The crème de la crème came with Dr. Lisa, my soul coach. When the big BUT shows up in the room she says “BUT...”But nothing! You create your vibe by your story and that “not enough” attitude will get you no where." Snapping me outta my funk and back to my goddess life reality.
Life's like pulling weeds. You gotta pull out the entire root so the shit doesn't grow back. And sometimes the damn thing grows back with a vengeance. But you just have go at it again, ruthless right back at it.
You got to have blissipline. Blissipline? Is that even a word? It's a word for me and I love it. I love it so much that I created a word orgy. Words to live by and guide my daily practice.
You're probably asking yourself, well this is all fine and dandy but what the hell does it mean?
Here's what it stands for:
Breathe- if all you do today is breathe, its ok. Practice deep belly breathing often. It helps stimulate the calming nervous system.
Laugh- laughing is therapeutic. You can't laugh and cry at the same time. Ok well maybe when you laugh so hard you cry but this is ok.
Invest- investing in your health is the greatest gift you can ever give yourself
Silence- take 5 min out of your day to be in the moment, practice mindfulness. Meditate don't medicate.
Stretch- gentle stretching helps increase circulation, improves mental health and flexibility. Think of it as the oil can helping you get moving.
Intuition- trust in your body’s inner wisdom to heal. Follow your gut when making decisions about your health. Remember, you’re your own best healthcare provider.
Positiveness- your perspective is everything! If you think it, it must be true.
Let go- relax, let loose, and treat yourself. Even if it’s wearing a sexy pair of underwear You're in the drivers seat of your life, so choose the road with the panoramic views.
Ink- there’s something about writing it down on paper. Keeping a journal helps cope with anxiety and stress improving your overall mental clarity and wellness.
Nourish- eat real food and hydrate, hydrate, hydrate! Eliminate sugars, processed foods, and artificial preservatives. Use food as your medicine.

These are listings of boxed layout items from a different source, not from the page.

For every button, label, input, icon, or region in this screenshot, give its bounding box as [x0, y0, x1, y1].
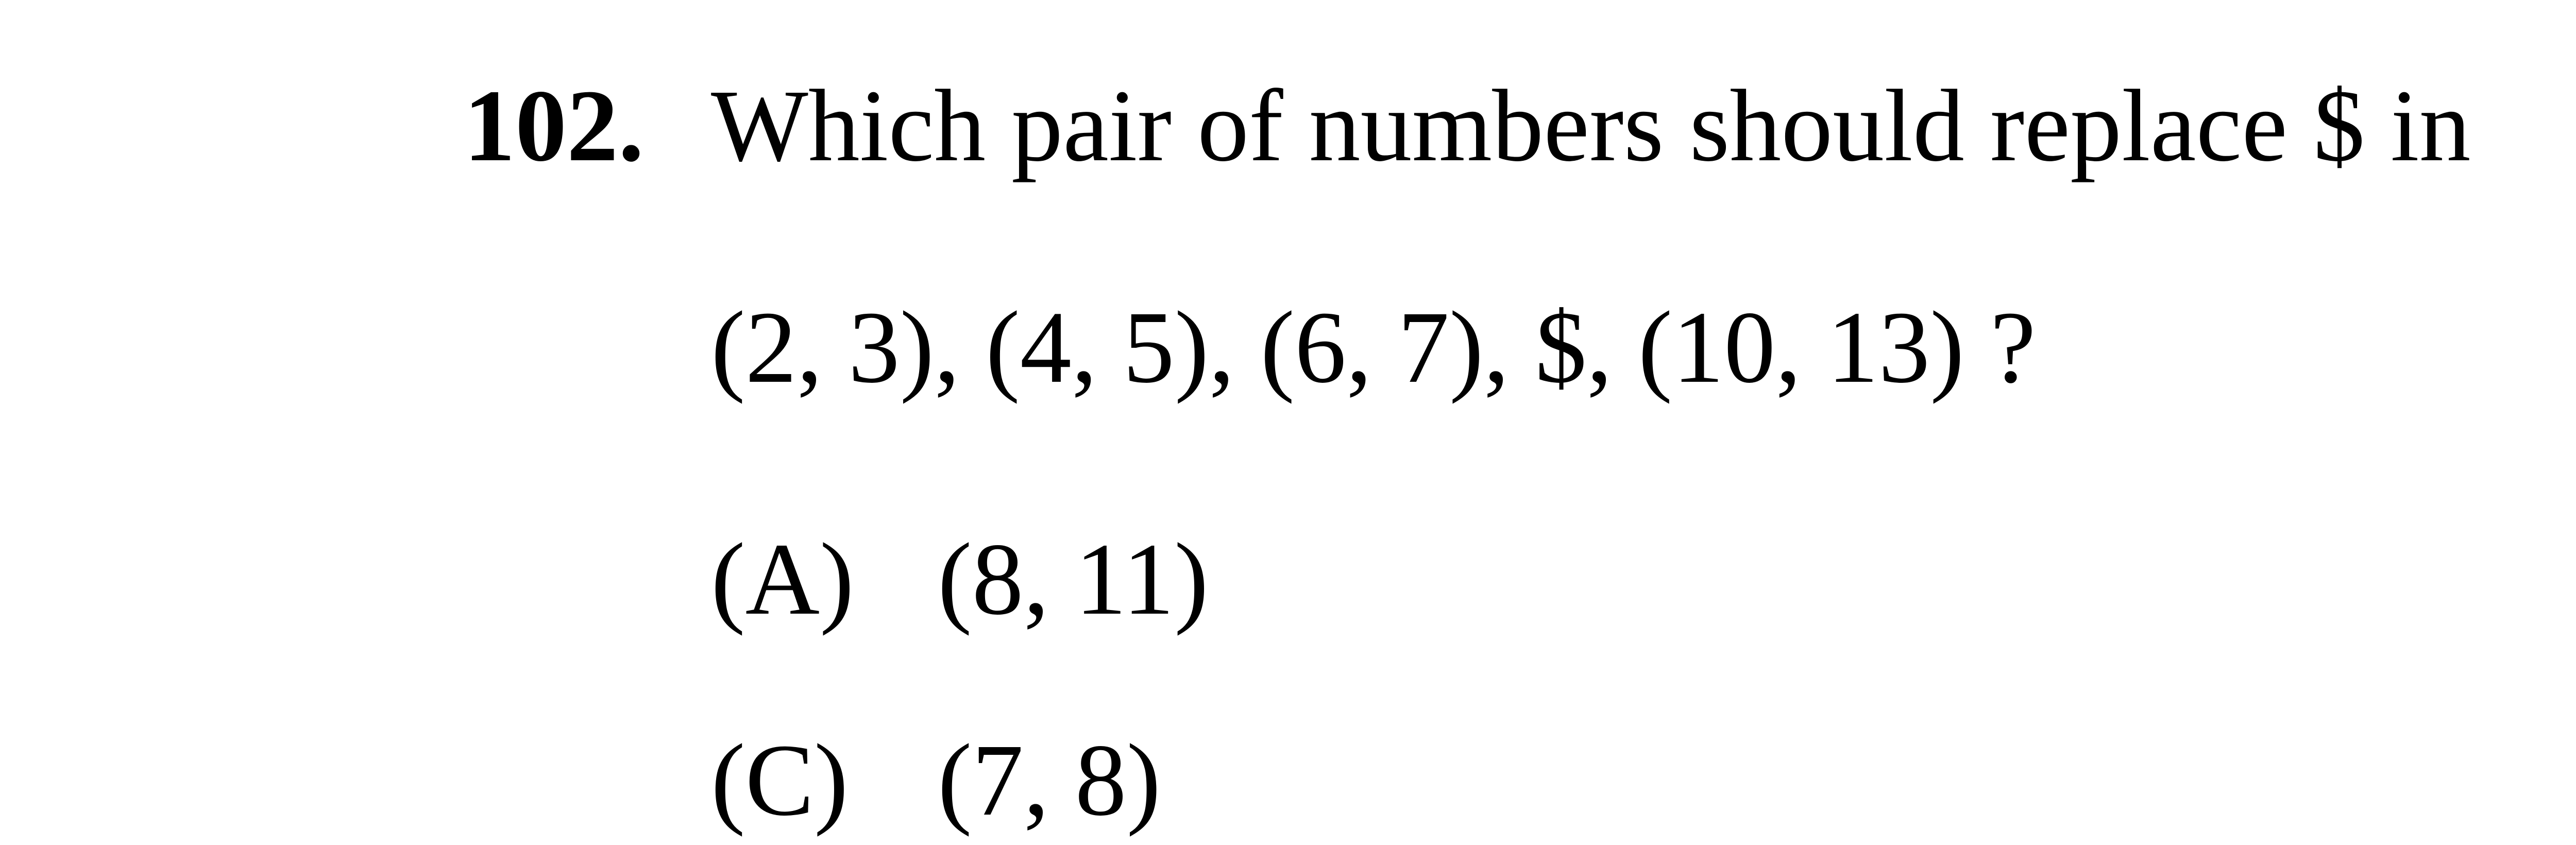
options-row-1: (A) (8, 11) (B) (8, 9) — [711, 515, 2576, 644]
option-c-letter: (C) — [711, 716, 938, 845]
options-row-2: (C) (7, 8) (D) (7, 11) — [711, 716, 2576, 845]
question-text: Which pair of numbers should replace $ i… — [711, 62, 2471, 191]
question-number: 102. — [464, 62, 711, 191]
option-a-value: (8, 11) — [938, 515, 1209, 644]
question-sequence: (2, 3), (4, 5), (6, 7), $, (10, 13) ? — [464, 283, 2576, 412]
options-list: (A) (8, 11) (B) (8, 9) (C) (7, 8) (D) (7… — [464, 515, 2576, 845]
option-c-value: (7, 8) — [938, 716, 1161, 845]
question-block: 102. Which pair of numbers should replac… — [0, 0, 2576, 845]
option-a: (A) (8, 11) — [711, 515, 2576, 644]
question-header: 102. Which pair of numbers should replac… — [464, 62, 2576, 191]
option-c: (C) (7, 8) — [711, 716, 2576, 845]
option-a-letter: (A) — [711, 515, 938, 644]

Exercise- add in a little bit of light activity to your day. This could range anywhere from taking a leisurely walk to just putting the dishes away. Make “exercise” fun and modify it to your lifestyle. It doesn't have to be a drag.
And there you have it. Blissipline.
So now I'm 31 and I think wiser. It's just the beginning for me. I'm changing and change feels liberating. I realized that I've got to put my own oxygen mask on first before helping others. Ain't that the truth.
Ya, ya, ya Susie, but get back to the sex part. What's it like now? Let's just say I've got my mojo back <insert smiley face emoji here> Sex is great again and I'm not just saying that for a happy ending. Oops no pun intended. haha.